Blindsided

Blindsided

I am walking down the weedy four-lane highway that cuts through a certain rural Pennsylvanian town, clutching a dripping chocolate ice cream cone. The single traffic light swings in the hot, still air like a heavy necklace. There is not a car in sight. My boyfriend of six months ambles next to me, slitting blue eyes against the glare of the afternoon sun. Ahead looms a high, grassy pinnacle: the man-made dam that cuts across the Lackawaxen River. I like to think of all that water, millions of gallons, foiled and trying to find a way around that wide wall upholstered in seamless green. Houses and buildings lay under the surface of the lake, a whole town submerged and silent. Jet skis crisscross over the expanse of unbroken blue-brown water, trailing white wings of flume. A few swimmers linger in the sunlit shallows, paddling lazily and watching out for copperhead snakes.
I’m still stepping over the curb as my eye catches on an unfamiliar shape lying by the side of the road. It isn’t the crumpled red of a coke can, or the sad squiggle of a drinking-straw wrapper; nothing you would normally find tossed out the window of a moving car.
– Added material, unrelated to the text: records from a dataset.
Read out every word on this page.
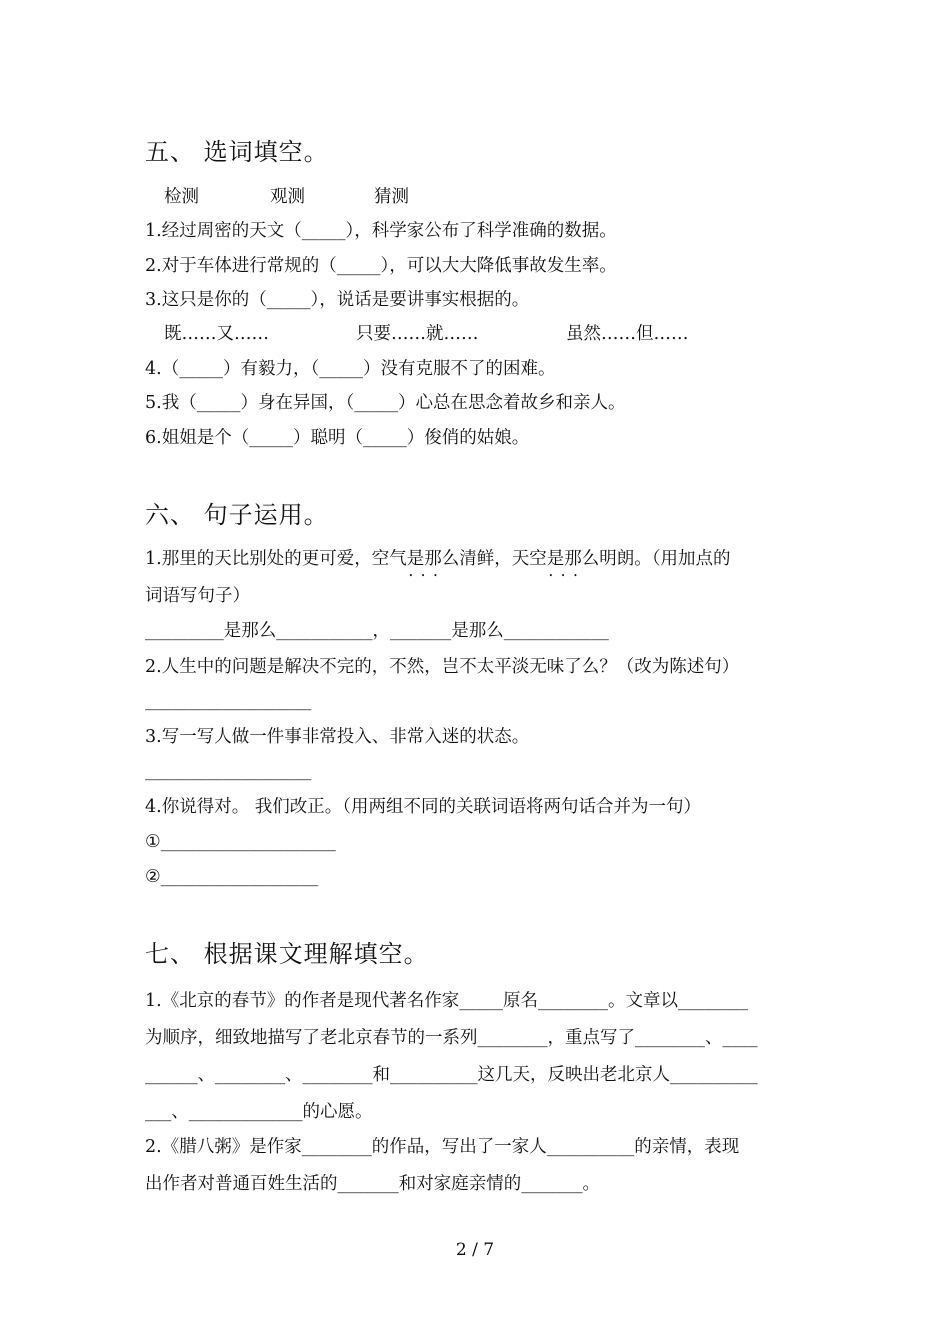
五、 选词填空。
检测	观测	猜测
1.经过周密的天文（_____），科学家公布了科学准确的数据。
2.对于车体进行常规的（_____），可以大大降低事故发生率。
3.这只是你的（_____），说话是要讲事实根据的。
既……又……	只要……就……	虽然……但……
4.（_____）有毅力，（_____）没有克服不了的困难。
5.我（_____）身在异国，（_____）心总在思念着故乡和亲人。
6.姐姐是个（_____）聪明（_____）俊俏的姑娘。
六、 句子运用。
1.那里的天比别处的更可爱，空气是那么 • • •清鲜，天空是那么 • • •明朗。（用加点的
词语写句子）
_________是那么___________，_______是那么____________
2.人生中的问题是解决不完的，不然，岂不太平淡无味了么？（改为陈述句）
___________________
3.写一写人做一件事非常投入、非常入迷的状态。
___________________
4.你说得对。 我们改正。（用两组不同的关联词语将两句话合并为一句）
①____________________
②__________________
七、 根据课文理解填空。
1.《北京的春节》的作者是现代著名作家_____原名________。文章以________
为顺序，细致地描写了老北京春节的一系列________，重点写了________、____
______、________、________和__________这几天，反映出老北京人__________
___、_____________的心愿。
2.《腊八粥》是作家________的作品，写出了一家人__________的亲情，表现
出作者对普通百姓生活的_______和对家庭亲情的_______。
2 / 7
It’s cool and flat and mottled chestnut, a little like those glasses I had in freshman year, like…
“A turtle shell,” I say dumbly, crouching to inspect the palm-sized oval that once housed some spindly and ancient living creature. Staring down at it, part of me doesn’t want to acknowledge that something small must have died here. A secret wrapped in a little concave box. On an impersonal road that could be anywhere in America in the summer, some turtle carried its own translucent amber Airstream trailer much too slowly. Ben tugs at my hand, shepherding me away like the shocked witness to a gory car crash. He does this every time I see something ugly – a bald, transparent baby pigeon sprawled on the sidewalk, a vacant lot strangled in weeds, a flyblown fawn on the median of the highway. Surely he knows that I’ve seen dead things before. Surely he knows that there’s nothing he can protect me from, that a full ten more months of life on the planet doesn’t count for much. I let him lead me away, up towards the ridge of the dam. Ice cream drips from my hand and forms abstract splatters, staining blades of grass and red-brown pebbles, coating familiar shapes in a flood of chocolate.
I let moments like this slide past in a quicksilver blur, because I can sense vague, stillborn half-feelings crawling all around those brief instances. Just for a second, you’re confronted with something totally unexpected; you turn the corner and end up in the middle of a funeral for someone you’ve never met. There is no polite social convention for death; we have to way of dealing with something so fundamentally alien. How do you console something wordless, something that came stumbling out of nature one day, complete and fully formed, and just recently disappeared back into that leafy void? I am shamefully soft-hearted; the kind of sick sap who rescues cat after cat and volunteers to intubate baby birds in an equally insane woman’s apartment on the upper west side. It’s filled floor-to-ceiling with recuperating pigeons, motherless baby sparrows, all gaping mouth and sooty feathers. Their hearts beat so fast inside my clumsy fingers.
I don’t know what else to do – I wish I could pass them by and get on with my life like everyone else, but something’s there, the specter of death, and I can’t do it. Once you realize how very fragile the people around you are, how little it takes to snuff out a consciousness, there’s no other way to see things. Reality becomes a vibrant still-life, a basket of beautiful wax apples. You’re always waiting for some piece of news, some momentous occasion to disturb the cloudless calm of your life. But sadness doesn’t work that way; it trickles, it creeps, sad and soft as threadbare gray velveteen. Life is full of quiet pain when you see the fragility inherent in everything. Life is a clear blue sky, the runny, brilliant yellow of a fried egg, finding someone who might possibly think in the same strange, elliptical shapes as you. It vibrates with bright energy and the purr of katydids and cicadas, festooned in the night trees like stars made of sound. But it’s hollow, fist-sized, and the inside is amber and concave.